Can we help defuse public antipathy to reactors? Reactor power will
certainly have to be maintained and almost certainly expanded in the
near future. Although some public concerns are justified, there is a
fear factor for many people that is considerably worse than justified
by the facts. Some discussion of the safety record of existing
reactors (except in Russia) would be made. The role of this
experiment in providing an independent monitor of the reactor flux and
an independent signal if there was a power spike would be described.

The fascinating phenomenon of neutrino oscillations can be discussed
as well as the violation of fundamental symmetries. The role of the
measurement of theta13 for the future of this line of research
described and some of the projected future experiments with
superbeams and neutrino factories, utilizing detectors hundreds or
thousands of miles away from the accelerators.
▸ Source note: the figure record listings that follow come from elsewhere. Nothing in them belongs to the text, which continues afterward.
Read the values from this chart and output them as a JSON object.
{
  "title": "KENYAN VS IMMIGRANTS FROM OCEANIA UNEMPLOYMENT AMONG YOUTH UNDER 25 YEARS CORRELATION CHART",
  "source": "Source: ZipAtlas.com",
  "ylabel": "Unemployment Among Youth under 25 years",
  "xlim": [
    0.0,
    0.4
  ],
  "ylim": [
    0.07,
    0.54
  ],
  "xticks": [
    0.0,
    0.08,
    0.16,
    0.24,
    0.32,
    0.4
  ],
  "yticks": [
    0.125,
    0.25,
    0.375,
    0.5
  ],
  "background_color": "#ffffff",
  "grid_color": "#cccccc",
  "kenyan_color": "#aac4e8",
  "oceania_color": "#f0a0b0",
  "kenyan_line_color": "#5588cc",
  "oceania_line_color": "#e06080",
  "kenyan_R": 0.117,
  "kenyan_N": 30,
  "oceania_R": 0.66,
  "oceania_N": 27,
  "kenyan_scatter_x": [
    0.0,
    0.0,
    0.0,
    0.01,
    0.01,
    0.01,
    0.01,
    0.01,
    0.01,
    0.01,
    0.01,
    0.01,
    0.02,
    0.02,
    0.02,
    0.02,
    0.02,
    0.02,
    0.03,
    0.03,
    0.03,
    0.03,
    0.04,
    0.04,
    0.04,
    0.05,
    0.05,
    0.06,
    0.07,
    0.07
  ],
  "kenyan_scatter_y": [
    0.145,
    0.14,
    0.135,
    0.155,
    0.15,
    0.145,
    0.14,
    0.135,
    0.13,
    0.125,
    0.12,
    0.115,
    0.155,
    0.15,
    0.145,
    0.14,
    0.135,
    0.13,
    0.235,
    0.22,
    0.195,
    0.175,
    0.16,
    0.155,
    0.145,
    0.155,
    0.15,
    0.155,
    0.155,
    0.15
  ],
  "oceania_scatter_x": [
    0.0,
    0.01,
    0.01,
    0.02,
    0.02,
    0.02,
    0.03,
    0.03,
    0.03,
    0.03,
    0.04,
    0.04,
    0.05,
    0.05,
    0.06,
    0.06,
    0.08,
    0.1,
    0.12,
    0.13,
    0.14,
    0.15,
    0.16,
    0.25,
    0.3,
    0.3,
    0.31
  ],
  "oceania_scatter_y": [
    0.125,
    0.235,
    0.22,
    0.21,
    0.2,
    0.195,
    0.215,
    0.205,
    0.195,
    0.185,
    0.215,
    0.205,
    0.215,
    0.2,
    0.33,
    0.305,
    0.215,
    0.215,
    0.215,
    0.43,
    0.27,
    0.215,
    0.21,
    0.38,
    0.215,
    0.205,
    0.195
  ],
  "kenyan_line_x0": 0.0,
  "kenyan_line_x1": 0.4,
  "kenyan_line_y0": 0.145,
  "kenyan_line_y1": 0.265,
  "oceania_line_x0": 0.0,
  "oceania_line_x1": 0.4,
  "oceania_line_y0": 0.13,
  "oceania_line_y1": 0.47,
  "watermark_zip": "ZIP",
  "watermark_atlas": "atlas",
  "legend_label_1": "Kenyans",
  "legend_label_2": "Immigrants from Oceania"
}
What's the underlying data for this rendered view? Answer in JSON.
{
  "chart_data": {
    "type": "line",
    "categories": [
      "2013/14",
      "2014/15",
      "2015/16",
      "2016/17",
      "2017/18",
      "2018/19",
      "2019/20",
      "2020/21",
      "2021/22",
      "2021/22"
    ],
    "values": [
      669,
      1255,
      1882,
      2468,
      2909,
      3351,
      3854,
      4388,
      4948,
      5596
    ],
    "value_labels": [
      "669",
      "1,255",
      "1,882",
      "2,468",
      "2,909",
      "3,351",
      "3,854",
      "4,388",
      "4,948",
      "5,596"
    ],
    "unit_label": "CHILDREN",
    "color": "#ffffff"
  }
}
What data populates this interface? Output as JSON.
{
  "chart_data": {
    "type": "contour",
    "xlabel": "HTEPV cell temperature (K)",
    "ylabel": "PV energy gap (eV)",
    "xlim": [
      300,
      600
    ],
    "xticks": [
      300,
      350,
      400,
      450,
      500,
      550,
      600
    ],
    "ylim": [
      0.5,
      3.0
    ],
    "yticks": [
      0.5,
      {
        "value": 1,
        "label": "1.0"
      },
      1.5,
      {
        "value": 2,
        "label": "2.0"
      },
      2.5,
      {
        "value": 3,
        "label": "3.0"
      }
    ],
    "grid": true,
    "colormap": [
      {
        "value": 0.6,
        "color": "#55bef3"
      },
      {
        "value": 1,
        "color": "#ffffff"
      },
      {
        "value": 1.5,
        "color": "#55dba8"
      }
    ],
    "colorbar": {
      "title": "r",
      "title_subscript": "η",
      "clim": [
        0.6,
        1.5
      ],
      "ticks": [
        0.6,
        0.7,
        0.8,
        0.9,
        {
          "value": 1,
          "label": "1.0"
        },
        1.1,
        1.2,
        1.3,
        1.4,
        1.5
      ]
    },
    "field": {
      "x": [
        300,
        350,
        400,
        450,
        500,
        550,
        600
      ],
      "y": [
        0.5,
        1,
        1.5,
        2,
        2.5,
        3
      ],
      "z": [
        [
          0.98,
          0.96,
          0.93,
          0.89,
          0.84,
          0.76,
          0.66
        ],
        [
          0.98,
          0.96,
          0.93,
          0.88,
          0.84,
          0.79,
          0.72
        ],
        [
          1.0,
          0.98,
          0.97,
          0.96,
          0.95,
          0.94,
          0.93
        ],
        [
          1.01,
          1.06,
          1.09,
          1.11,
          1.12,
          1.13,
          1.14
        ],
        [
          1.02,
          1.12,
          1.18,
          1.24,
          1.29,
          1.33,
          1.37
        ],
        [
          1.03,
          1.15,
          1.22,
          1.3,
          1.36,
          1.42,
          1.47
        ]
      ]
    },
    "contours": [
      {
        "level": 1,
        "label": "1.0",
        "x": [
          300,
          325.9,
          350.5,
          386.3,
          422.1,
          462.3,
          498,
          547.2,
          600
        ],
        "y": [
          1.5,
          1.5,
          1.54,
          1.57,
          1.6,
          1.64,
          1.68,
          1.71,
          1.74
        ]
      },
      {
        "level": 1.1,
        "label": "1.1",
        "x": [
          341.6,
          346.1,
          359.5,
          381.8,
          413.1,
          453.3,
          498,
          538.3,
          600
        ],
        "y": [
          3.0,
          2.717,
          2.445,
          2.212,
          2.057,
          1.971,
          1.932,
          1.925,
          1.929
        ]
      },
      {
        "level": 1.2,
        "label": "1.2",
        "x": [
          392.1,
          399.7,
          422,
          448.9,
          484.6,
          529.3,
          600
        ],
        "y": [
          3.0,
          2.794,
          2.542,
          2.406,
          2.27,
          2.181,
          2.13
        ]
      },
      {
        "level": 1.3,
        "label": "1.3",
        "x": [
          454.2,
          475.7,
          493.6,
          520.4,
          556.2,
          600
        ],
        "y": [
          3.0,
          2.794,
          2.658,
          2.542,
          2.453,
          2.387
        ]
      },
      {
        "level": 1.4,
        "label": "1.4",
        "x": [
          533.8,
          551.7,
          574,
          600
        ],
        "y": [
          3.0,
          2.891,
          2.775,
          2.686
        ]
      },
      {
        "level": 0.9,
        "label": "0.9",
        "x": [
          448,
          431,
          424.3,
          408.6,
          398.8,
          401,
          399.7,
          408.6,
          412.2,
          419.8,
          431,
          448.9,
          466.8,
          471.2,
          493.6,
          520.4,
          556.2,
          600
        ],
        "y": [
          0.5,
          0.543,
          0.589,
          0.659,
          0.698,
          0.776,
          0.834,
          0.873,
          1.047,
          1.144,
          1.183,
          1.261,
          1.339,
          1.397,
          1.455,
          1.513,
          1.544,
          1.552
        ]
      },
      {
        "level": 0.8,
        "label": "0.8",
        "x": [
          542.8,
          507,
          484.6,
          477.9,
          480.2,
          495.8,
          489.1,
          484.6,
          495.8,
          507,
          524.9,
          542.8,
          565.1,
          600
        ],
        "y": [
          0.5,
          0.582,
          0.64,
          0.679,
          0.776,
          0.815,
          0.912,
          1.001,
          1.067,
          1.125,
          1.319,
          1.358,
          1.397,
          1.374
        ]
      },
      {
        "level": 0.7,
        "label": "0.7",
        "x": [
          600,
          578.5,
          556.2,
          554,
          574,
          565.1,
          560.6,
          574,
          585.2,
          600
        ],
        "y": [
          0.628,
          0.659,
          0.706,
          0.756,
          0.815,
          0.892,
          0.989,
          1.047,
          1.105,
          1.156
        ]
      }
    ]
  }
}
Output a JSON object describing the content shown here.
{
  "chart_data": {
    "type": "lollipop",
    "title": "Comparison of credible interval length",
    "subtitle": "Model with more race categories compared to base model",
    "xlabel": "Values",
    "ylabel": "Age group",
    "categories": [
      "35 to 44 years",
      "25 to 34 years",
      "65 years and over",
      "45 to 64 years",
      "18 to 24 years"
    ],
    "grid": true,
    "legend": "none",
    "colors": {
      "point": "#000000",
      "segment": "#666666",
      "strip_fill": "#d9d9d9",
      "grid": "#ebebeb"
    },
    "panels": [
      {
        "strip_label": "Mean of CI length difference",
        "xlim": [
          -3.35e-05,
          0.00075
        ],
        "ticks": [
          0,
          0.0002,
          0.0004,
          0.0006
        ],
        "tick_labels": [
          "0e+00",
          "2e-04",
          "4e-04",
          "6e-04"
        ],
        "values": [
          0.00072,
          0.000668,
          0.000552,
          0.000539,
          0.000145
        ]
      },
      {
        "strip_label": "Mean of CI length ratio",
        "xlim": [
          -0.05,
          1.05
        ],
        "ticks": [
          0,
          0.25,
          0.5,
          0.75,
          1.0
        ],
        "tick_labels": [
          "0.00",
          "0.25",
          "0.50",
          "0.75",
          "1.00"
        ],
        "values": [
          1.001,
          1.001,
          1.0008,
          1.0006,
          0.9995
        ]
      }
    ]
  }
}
Publicity releases would be sent to local papers, TV and radio
stations describing the project and its progress. When justified,
the releases would go to national media. Researchers would be
made available for interviews. Local people would be utilized for
construction where possible, and this, also, would be publicized.

B. Students. We would have a Summer jobs program for college and
possibly high school students. They would help with construction and
testing of prototypes and the detector, with PMT testing, and with
electronics construction and testing.

C. Population at large. We would produce a web site which would
contain the information described above for talks.